Surfant sur la logique de vendre toujours plus à des prix défiant toute compétitivité, Amazon explose sa surproduction, faisant d’elle, une des entreprises causant les pires dégâts environnementaux. Ils sont indirects et cachés aux yeux du monde, et,par là-même, d’autant plus dangereux et dévastateurs. Pour ne citer qu’un exemple, la filière textile a perdu en dix ans 10 % de sa valeur alors que la production a doublé. Pour cause ! La surproduction permet aux entreprises de toujours rentrer dans leurs frais même si cela doit aller à l’encontre de l’éthique et de la préservation de notre monde et de son patrimoine.
Le monde de nos désirs est-il bien celui que nous voulons ?
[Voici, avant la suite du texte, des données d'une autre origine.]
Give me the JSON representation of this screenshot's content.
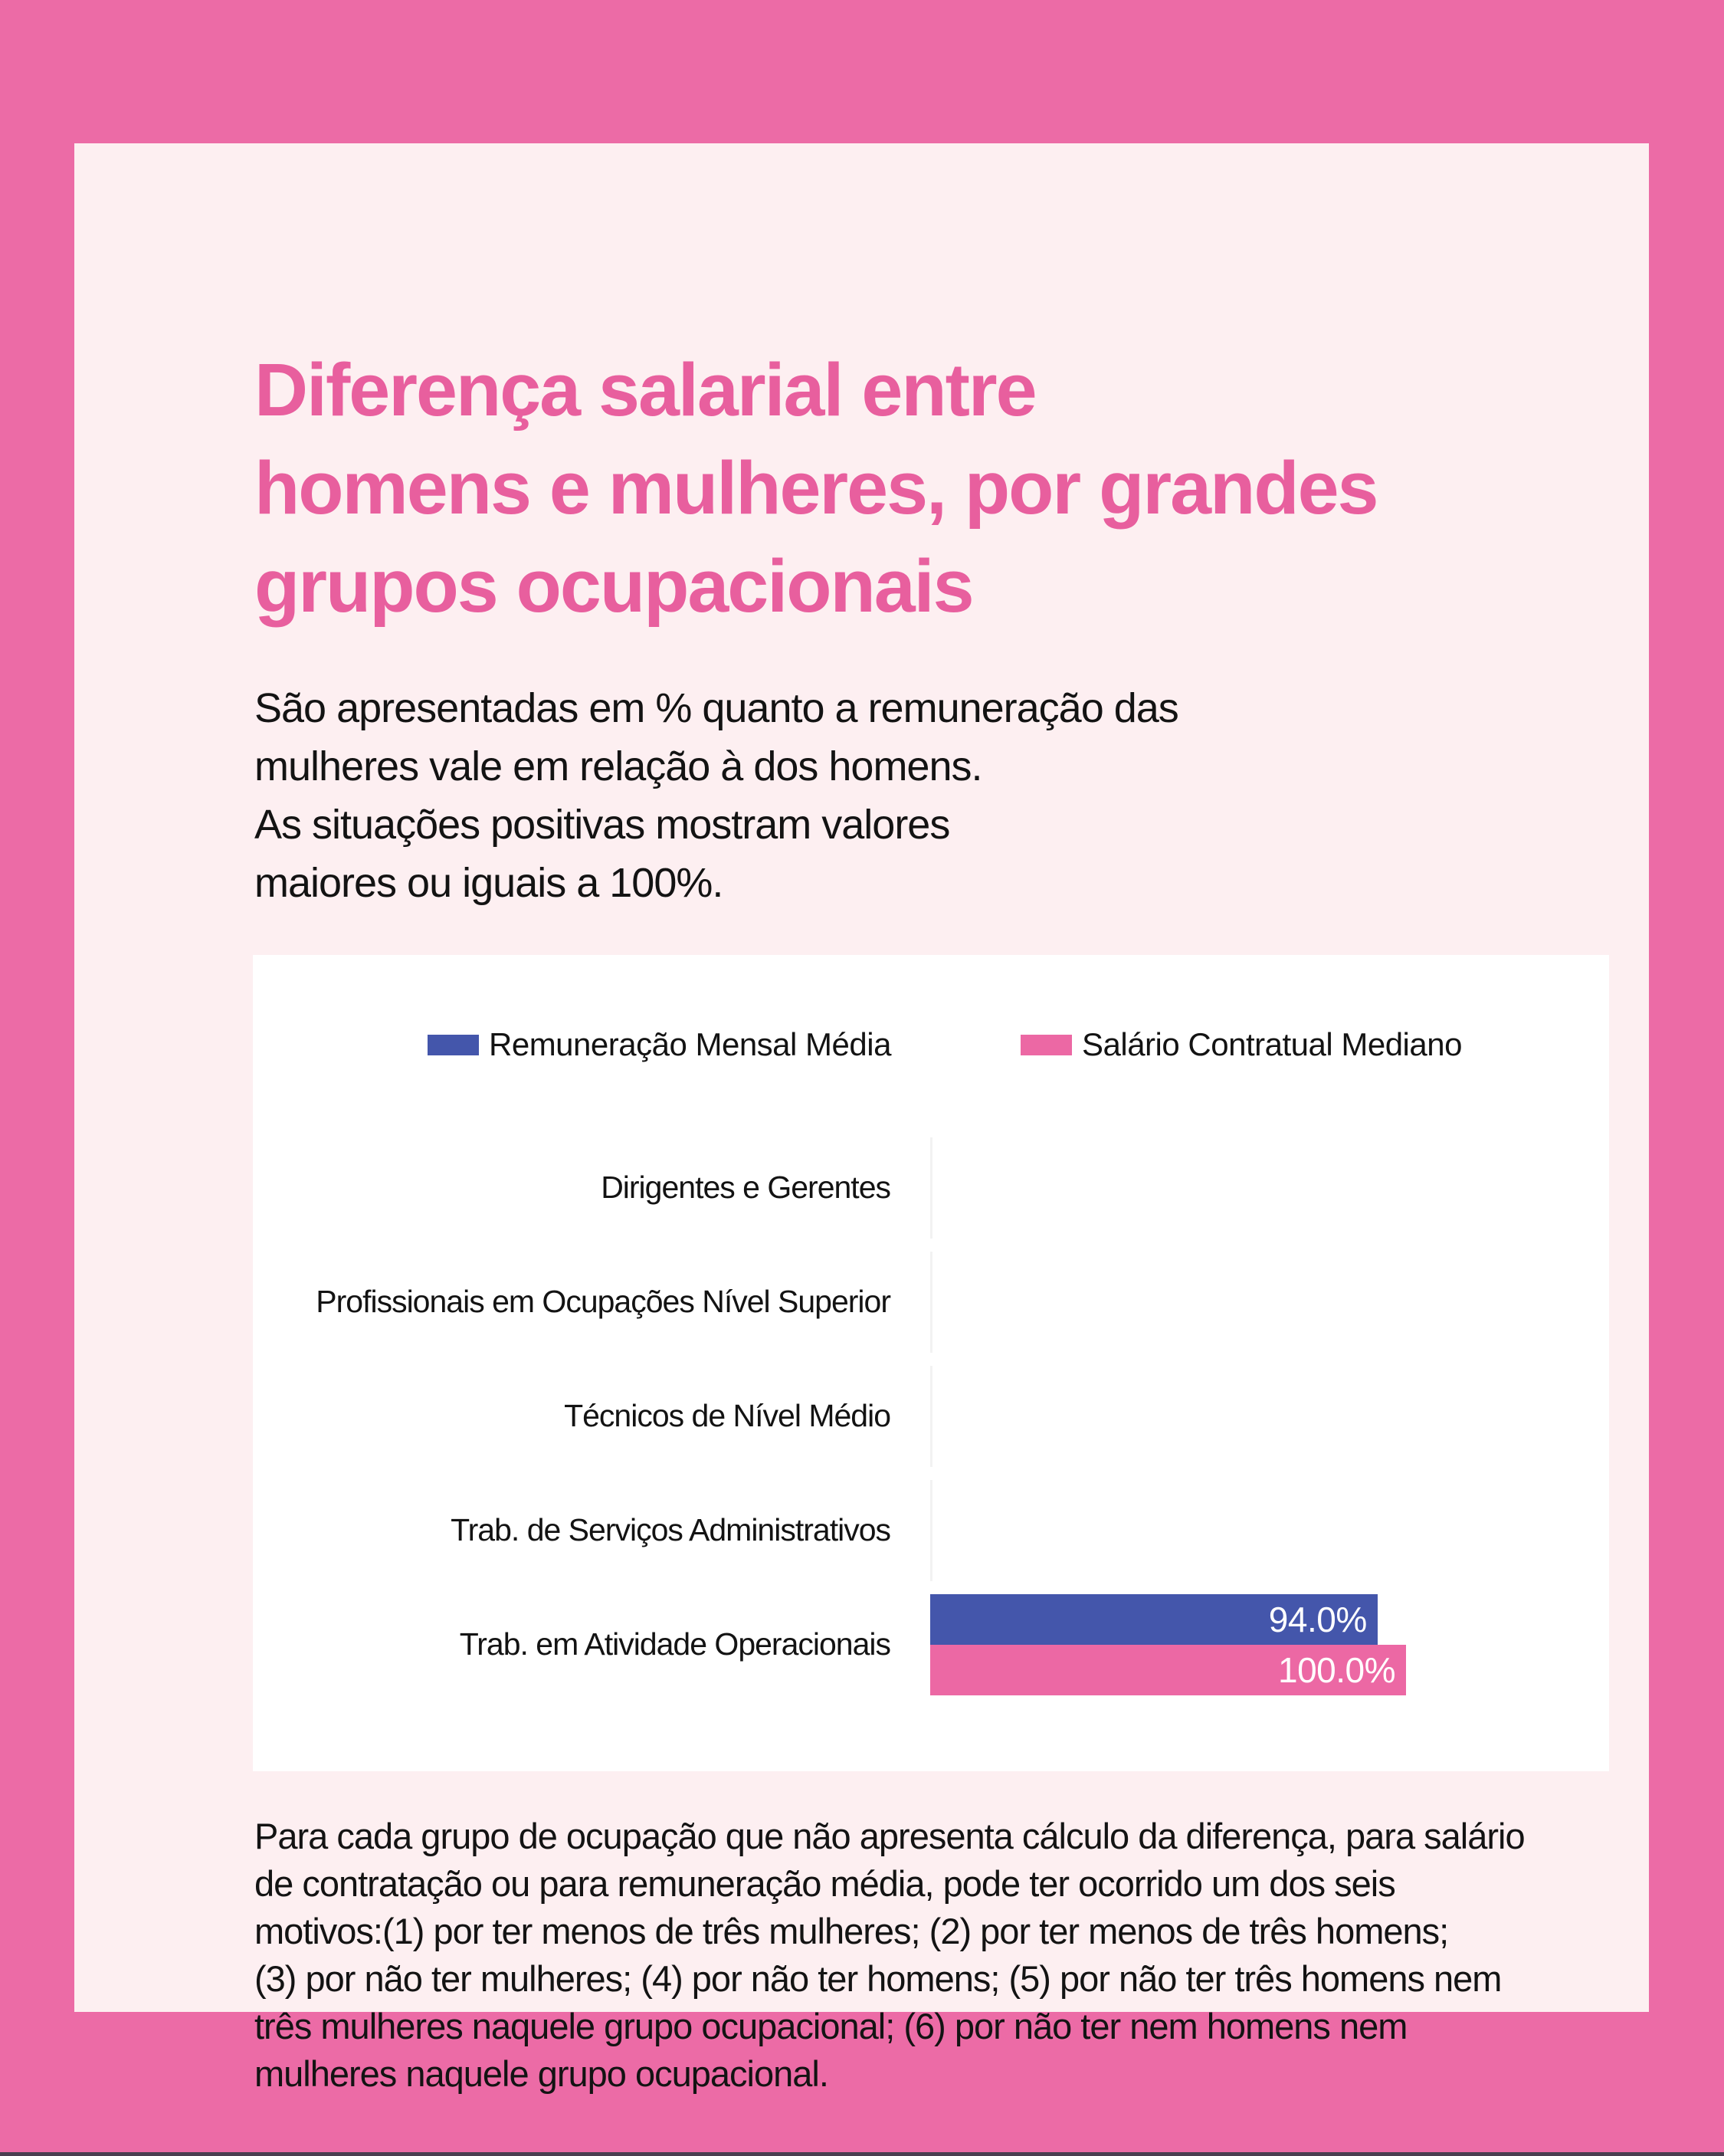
{
  "header": {
    "title": "Diferença salarial entre\nhomens e mulheres, por grandes\ngrupos ocupacionais",
    "subtitle": "São apresentadas em % quanto a remuneração das\nmulheres vale em relação à dos homens.\nAs situações positivas mostram valores\nmaiores ou iguais a 100%."
  },
  "chart_data": {
    "type": "bar",
    "orientation": "horizontal",
    "categories": [
      "Dirigentes e Gerentes",
      "Profissionais em Ocupações Nível Superior",
      "Técnicos de Nível Médio",
      "Trab. de Serviços Administrativos",
      "Trab. em Atividade Operacionais"
    ],
    "series": [
      {
        "name": "Remuneração Mensal Média",
        "color": "#4456ab",
        "values": [
          null,
          null,
          null,
          null,
          94.0
        ],
        "labels": [
          null,
          null,
          null,
          null,
          "94.0%"
        ]
      },
      {
        "name": "Salário Contratual Mediano",
        "color": "#ec68a4",
        "values": [
          null,
          null,
          null,
          null,
          100.0
        ],
        "labels": [
          null,
          null,
          null,
          null,
          "100.0%"
        ]
      }
    ],
    "xlim": [
      0,
      100
    ],
    "value_unit": "%",
    "legend_position": "top",
    "grid": false
  },
  "footnote": {
    "text": "Para cada grupo de ocupação que não apresenta cálculo da diferença, para salário\nde contratação ou para remuneração média, pode ter ocorrido um dos seis\nmotivos:(1) por ter menos de três mulheres; (2) por ter menos de três homens;\n(3) por não ter mulheres; (4) por não ter homens; (5) por não ter três homens nem\ntrês mulheres naquele grupo ocupacional; (6) por não ter nem homens nem\nmulheres naquele grupo ocupacional."
  },
  "colors": {
    "background": "#ec6ba6",
    "panel": "#fdeff1",
    "title": "#e85f9e",
    "bar_blue": "#4456ab",
    "bar_pink": "#ec68a4",
    "text": "#131313",
    "card": "#ffffff",
    "bottom_line": "#4a3e50"
  }
}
Rien n’arrête la croissance d’Amazon. Alors qu’il fait déjà circuler 1,9 milliards de produits non alimentaires sur notre territoire, le titan du commerce en ligne compte en vendre au moins un milliard de plus d’ici 2021 en doublant sa surface de stockage et de distribution. Cela n’empêche pas qu’en France de nombreuses associations et des syndicats comme Attac, Alternativa, Unis pour le climat, XR ainsi que des citoyens et des salariés d’Amazon, se réunissent afin de monter des actions contre le géant de Seattle. Une réflexion de grande envergure sur la thématique de « Dans quel monde nous voulons vivre ? », s’impose. Pour cela, il faut aller chercher ce qui se cache par-delà nos écrans de fumée mais aussi derrière nos relations déshumanisées ou, assis seul face à notre écran, nos désirs grandissent au fil de nos clics. Il en va de même sur la nécessité de ralentir le rythme de notre consommation et de mettre en avant les commerces de proximité ; retisser du lien avec nos produits locaux et ceux qui s’adonnent à faire vivre l’économie de leur territoire. Il est important de se souvenir que cette idée selon laquelle dans les petits commerces l’argent circule entre producteurs et consommateurs disparaît dès lors que nous mettons de l’argent chez Amazon, sortant celui-ci du circuit. De plus, la crise sanitaire, nous empêchant de nous déplacer, nous rappelle à quel point le commerce de proximité est important à protéger. Liza Tourman.